Можно ли, однако, утверждать, что вне понятий этого круга существенных предметов для изучения в плане Begriffsgeschichte не существует? Думается, такие ограничения были бы не только контрпродуктивными, но и противоречащими внутренней конструкции данной области. Концептуализирование истории в различные эпохи апеллировало отнюдь не только к темпоральности как таковой, но к понятиям, имманентной темпоральностью не обладающим. До Нового времени история двигалась к Страшному Суду, так что ее темпоральность могла поглощаться эсхатологичностью (см. [Koselleck 2004: 232]). Это означает, что для человека поздней античности, или Средних веков, или – ограничиваясь неэлитарной частью населения – раннего Нового времени спасение было никак не менее важной категорией, чем время, так что понятие истории соприкасалось с такими «неисторическими» понятиями, как спасение, грех, покаяние, страх, смирение и т. п. Провести содержательную границу между понятиями, определявшими культурное сознание многих поколений, и понятиями, на которых покоилось историческое сознание, не кажется возможным: история – это часть культуры, и культура – это часть истории.

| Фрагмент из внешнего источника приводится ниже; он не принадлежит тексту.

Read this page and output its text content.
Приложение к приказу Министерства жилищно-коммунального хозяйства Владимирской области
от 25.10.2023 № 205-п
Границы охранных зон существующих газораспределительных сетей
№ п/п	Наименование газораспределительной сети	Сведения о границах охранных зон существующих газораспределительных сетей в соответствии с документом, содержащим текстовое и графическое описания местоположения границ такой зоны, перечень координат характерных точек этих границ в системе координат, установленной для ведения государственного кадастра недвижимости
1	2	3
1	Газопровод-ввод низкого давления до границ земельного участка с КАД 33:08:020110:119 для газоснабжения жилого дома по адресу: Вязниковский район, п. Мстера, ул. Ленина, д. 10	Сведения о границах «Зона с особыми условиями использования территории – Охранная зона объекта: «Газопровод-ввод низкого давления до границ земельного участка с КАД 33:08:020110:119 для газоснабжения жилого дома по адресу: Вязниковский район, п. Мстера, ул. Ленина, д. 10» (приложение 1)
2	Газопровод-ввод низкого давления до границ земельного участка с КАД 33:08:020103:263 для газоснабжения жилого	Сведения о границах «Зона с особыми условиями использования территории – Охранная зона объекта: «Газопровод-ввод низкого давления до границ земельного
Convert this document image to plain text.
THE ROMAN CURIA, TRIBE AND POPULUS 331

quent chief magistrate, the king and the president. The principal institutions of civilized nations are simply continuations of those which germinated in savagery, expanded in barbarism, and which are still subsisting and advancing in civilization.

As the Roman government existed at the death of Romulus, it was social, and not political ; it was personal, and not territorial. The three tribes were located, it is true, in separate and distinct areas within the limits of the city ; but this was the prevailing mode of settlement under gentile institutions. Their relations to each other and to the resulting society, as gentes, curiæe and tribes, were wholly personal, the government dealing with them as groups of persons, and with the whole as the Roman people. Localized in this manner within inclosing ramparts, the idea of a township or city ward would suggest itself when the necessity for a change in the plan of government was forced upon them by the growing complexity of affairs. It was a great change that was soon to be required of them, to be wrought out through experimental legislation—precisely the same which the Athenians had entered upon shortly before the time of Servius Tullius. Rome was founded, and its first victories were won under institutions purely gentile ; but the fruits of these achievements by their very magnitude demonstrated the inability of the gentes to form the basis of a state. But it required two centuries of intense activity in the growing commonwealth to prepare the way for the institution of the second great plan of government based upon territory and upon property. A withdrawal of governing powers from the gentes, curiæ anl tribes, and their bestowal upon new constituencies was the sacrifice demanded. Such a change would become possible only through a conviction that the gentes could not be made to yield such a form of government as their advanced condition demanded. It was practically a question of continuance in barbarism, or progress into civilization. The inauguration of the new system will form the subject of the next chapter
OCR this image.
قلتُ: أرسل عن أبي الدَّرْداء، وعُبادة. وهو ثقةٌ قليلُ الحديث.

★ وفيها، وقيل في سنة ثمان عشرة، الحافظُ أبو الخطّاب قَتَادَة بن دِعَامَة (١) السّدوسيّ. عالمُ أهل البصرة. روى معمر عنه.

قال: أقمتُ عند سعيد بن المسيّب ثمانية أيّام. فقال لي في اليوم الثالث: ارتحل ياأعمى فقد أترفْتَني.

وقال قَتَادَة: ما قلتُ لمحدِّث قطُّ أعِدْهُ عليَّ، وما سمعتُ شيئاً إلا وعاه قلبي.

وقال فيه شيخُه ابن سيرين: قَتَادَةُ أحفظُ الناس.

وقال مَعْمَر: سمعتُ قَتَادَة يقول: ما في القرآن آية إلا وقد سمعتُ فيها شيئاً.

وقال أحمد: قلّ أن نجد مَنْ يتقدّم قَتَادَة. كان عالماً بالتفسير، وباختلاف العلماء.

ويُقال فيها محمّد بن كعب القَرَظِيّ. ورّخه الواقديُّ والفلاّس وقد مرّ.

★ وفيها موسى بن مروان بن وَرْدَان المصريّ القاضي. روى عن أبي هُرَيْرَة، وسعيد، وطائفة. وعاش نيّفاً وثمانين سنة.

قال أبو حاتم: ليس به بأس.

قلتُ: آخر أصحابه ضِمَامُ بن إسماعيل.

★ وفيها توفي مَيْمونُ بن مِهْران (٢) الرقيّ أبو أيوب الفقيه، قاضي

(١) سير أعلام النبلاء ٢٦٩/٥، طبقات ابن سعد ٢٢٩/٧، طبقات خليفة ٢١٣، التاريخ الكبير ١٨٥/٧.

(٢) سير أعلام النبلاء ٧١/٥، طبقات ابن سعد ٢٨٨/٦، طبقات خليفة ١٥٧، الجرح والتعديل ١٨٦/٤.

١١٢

Можно, конечно, возразить, что такой подход абсолютизирует культуру, которая представляет собой еще более расплывчатую категорию, чем история, которую абсолютизирует Козеллек. Однако в данном случае терминологические дискуссии сводятся к перебору слов и вряд ли приводят к прояснению смысла. Мы можем, не вдаваясь в возникающие апории, определить культуру как совокупность наследуемых (т. е. мемориализируемых) дискурсивных, социальных, религиозных, эстетических и познавательных практик, изменяющихся (т. е. приобретающих историческую проекцию) в процессе наследования. История и есть выстраиваемый сознанием ряд таких изменений, то динамическое бытие, в котором эти практики осуществляются. Эти образующие порочный круг определения достаточны для того, чтобы уяснить, чем мы занимаемся, и, в частности, расширить область истории понятий от понятий «исторических» к понятиям «культурным». Последняя категория, очевидным образом, внутренне тавтологична, поскольку невозможно помыслить существование «вне-культурных» понятий. Можно было бы даже сказать, что история понятий – это история культуры, рассматриваемая как динамическая вербальная деятельность и раскрываемая через историю слов (языка), артикулирующих понятийную сферу (ср. [Thiergen 2006: XXVI–XXVII]).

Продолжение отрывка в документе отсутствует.